Addressing Legal Liability
The Inter-Association Task Force recognizes the great liability each institution has under the law and in its duty to care. Each college and university, therefore, must:
- State clearly its policy on alcohol use and misuse, incorporating local, state and federal laws.
- State clearly its institutional values and provide the reasons for its policies and procedures.
- Hold each member of its community accountable for their behavior within the established policy on alcohol.
- Make a diligent effort to enforce its policy consistently and to sanction violators. Student sanctions should include fines, community service, loss of campus privileges (such as extra-curricular activities), loss of campus housing, and temporary or permanent removal from school.
- Review all activities involving alcohol on a regular basis to insure acceptable campus norms and consistent enforcement of policy.
- Provide appropriate ongoing training, to the best of its ability, for student, faculty and staff leaders to understand alcohol policies and associated risk management concerns.
- Communicate through available resources and technologies, such as e-mail, to increase understanding of the institution’s “duty to care.”
Unless it is carefully crafted and enforced, legislation can have only a limited impact in enforcing public policy goals. Current laws and regulations are effective only with strict enforcement by law officers and institutions. Enforcement, and strong, consistent response by the courts, are critical.

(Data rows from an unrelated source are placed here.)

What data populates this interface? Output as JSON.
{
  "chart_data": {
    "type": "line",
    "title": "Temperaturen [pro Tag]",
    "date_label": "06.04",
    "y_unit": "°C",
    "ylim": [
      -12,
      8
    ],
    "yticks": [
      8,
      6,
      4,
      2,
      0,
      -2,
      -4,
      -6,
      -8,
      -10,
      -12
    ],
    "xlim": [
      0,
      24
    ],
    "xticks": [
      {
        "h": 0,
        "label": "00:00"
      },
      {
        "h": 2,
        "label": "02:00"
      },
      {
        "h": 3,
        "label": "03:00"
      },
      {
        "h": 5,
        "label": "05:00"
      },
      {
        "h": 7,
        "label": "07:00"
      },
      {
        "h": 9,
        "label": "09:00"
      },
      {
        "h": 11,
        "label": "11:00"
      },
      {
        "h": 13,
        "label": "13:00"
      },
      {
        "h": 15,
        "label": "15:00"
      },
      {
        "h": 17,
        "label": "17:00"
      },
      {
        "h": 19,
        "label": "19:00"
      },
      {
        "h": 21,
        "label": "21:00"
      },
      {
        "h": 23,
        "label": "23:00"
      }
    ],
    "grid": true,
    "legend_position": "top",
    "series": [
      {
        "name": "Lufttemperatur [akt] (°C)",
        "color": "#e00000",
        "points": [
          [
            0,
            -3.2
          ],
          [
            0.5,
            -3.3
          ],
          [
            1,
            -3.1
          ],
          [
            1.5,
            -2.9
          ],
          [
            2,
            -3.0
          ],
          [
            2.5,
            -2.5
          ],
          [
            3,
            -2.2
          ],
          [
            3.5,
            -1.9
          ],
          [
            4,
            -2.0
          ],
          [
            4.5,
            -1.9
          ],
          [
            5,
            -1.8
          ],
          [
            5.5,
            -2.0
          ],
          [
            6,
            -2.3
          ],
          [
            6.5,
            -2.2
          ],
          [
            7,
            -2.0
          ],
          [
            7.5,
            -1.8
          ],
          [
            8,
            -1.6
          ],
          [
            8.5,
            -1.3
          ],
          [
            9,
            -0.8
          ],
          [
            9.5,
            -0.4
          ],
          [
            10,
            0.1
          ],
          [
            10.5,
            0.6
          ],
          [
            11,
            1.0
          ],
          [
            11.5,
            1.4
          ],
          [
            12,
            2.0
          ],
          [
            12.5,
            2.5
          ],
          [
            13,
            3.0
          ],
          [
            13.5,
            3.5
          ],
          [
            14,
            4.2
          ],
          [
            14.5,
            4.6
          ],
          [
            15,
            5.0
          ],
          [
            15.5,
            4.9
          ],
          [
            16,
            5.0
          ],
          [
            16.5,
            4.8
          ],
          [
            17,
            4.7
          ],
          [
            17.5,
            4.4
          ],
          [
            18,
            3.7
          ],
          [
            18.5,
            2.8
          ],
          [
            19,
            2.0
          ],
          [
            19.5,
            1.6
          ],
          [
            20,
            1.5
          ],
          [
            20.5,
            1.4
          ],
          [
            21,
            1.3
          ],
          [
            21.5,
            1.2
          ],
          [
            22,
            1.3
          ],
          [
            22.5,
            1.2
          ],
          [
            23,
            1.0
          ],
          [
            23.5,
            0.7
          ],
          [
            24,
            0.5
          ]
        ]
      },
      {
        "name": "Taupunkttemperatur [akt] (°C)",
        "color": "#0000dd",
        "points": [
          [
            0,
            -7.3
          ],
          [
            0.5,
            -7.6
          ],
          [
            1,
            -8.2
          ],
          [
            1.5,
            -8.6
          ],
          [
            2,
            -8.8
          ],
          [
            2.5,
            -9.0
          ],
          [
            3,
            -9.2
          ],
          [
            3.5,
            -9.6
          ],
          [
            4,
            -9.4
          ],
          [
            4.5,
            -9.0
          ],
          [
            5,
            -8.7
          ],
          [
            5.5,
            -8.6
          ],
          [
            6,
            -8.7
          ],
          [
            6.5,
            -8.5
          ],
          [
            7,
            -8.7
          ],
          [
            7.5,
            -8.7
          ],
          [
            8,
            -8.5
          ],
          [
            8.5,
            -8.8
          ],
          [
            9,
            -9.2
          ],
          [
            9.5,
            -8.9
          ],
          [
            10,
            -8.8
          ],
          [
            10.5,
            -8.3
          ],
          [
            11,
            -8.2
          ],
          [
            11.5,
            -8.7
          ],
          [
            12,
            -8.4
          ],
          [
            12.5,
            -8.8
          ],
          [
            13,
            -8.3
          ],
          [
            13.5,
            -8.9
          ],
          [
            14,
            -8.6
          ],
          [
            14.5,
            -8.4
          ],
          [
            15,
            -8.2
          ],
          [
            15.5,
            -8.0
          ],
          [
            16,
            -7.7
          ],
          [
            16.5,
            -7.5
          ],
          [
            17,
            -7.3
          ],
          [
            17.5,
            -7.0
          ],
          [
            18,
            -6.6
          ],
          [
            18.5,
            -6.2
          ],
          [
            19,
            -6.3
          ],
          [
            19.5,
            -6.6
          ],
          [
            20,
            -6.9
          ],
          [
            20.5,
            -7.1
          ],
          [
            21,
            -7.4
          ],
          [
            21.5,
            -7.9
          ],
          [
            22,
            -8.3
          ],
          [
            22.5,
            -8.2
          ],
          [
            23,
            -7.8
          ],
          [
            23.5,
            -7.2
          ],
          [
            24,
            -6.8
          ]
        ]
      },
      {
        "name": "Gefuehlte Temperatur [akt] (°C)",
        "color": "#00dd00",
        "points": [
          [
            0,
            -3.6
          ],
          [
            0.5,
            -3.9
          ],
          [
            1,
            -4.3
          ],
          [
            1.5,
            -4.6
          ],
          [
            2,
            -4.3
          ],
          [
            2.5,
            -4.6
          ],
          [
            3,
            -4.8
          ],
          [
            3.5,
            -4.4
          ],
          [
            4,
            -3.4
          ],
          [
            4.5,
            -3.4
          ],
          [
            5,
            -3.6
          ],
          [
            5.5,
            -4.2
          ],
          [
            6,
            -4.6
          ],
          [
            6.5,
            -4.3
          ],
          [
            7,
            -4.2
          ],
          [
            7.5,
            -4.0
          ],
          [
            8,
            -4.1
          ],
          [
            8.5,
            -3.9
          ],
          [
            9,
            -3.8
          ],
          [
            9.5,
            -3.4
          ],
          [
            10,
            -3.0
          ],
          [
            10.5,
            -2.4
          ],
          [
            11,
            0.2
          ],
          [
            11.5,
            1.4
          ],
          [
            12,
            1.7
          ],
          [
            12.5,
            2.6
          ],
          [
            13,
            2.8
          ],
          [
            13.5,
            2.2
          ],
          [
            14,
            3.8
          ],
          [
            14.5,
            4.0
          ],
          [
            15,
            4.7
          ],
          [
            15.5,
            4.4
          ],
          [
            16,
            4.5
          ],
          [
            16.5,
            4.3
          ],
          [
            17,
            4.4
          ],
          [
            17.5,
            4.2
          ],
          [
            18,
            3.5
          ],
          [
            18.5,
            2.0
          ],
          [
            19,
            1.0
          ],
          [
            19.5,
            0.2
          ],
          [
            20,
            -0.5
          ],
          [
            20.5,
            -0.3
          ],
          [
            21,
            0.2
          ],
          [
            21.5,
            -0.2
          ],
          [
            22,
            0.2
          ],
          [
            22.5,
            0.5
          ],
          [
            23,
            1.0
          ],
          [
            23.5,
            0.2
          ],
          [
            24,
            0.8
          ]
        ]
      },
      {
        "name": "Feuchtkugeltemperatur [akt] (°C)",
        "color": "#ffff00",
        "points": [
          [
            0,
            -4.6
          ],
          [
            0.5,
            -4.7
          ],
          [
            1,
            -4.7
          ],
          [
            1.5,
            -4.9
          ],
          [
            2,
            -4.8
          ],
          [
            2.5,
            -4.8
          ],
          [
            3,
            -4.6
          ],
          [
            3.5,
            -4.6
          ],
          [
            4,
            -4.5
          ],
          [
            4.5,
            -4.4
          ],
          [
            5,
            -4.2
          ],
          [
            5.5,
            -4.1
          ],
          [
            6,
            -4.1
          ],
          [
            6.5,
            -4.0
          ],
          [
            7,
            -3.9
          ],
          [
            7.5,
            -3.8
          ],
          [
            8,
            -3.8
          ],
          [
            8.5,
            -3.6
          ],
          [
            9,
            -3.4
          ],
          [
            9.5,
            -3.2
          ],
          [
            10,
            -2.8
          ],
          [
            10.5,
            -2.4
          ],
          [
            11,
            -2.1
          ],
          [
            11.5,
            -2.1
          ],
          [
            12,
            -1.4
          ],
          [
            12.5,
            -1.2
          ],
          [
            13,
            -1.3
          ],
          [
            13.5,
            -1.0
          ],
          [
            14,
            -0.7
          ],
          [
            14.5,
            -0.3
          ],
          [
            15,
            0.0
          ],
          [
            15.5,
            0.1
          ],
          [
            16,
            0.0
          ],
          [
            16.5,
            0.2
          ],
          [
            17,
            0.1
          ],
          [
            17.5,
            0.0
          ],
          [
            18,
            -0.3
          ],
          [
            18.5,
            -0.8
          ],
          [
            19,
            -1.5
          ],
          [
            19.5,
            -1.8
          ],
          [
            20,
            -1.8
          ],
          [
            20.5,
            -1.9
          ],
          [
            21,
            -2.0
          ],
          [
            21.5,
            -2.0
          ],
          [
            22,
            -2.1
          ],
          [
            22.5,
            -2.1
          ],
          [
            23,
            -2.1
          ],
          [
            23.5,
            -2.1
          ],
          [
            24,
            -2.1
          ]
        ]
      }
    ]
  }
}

The Task Force believes parents can be active players in the effort to combat the illegal use and misuse of alcohol, and supports the development of a policy on the release of information to parents or guardians in situations involving alcohol abuse by each institution.
The U.S. senators from Virginia, in conjunction with recommendations from the state’s recent Task Force on Drinking by College Students, have introduced an amendment to the Family Educational Rights and Privacy Act (FERPA) that may give institutions the option to notify parents of serious alcohol infractions without violating privacy laws. Federal regulations currently allow parental notification when a student’s health or safety is in jeopardy; most schools, however, have not interpreted this to mean alcohol offenses.
“The incidents of the past year have forced the MIT community to question the role alcohol plays in the lives of students. Over the winter, students, faculty, and administrators struggled with that question and proposed answers in the form of new Institute alcohol policies for individuals and groups. Now, with policies and committee reports in hand, the MIT community must begin to live with the answers that it has found.
The fact that we have a policy, however, does not mean that the decision-making process is over. …
the administration must be careful not to enforce policy through instilling fear and distrust. Such a move could have unfortunate consequences. We are concerned by the growing distrust between students and the Campus Police. We are also concerned that a similar distrust is beginning to poison the relationship between students and graduate resident tutors. The relationship between students and the Campus Police exemplifies the way in which enforcement should not be handled.
The current alcohol policy forces police officers to act as intrusive enforcers of state law. The problem is amplified by the fact that the Campus Police serve as the only reliable medical transport on campus. There is some fear in the student body that students cannot call upon the Campus Police for help in an emergency without fear of investigation. Nothing compelling has been said to address these fears. The “good samaritan” clause in the alcohol policy makes calling for help an extenuating circumstance when deciding on punishments for violations, but after a month of watching this policy in operation, we can safely say that this has not alleviated concerns in the student body. Further steps must be taken to reassure students that they can safely call the Campus Police. …
The administration must balance adhering to state laws and its own policies with maintaining the trust of the student body, which is explicitly threatened by those very laws and policies. Even though that balance is precarious, failing to find that balance will nullify any good which might have been gained from our season of introspection.”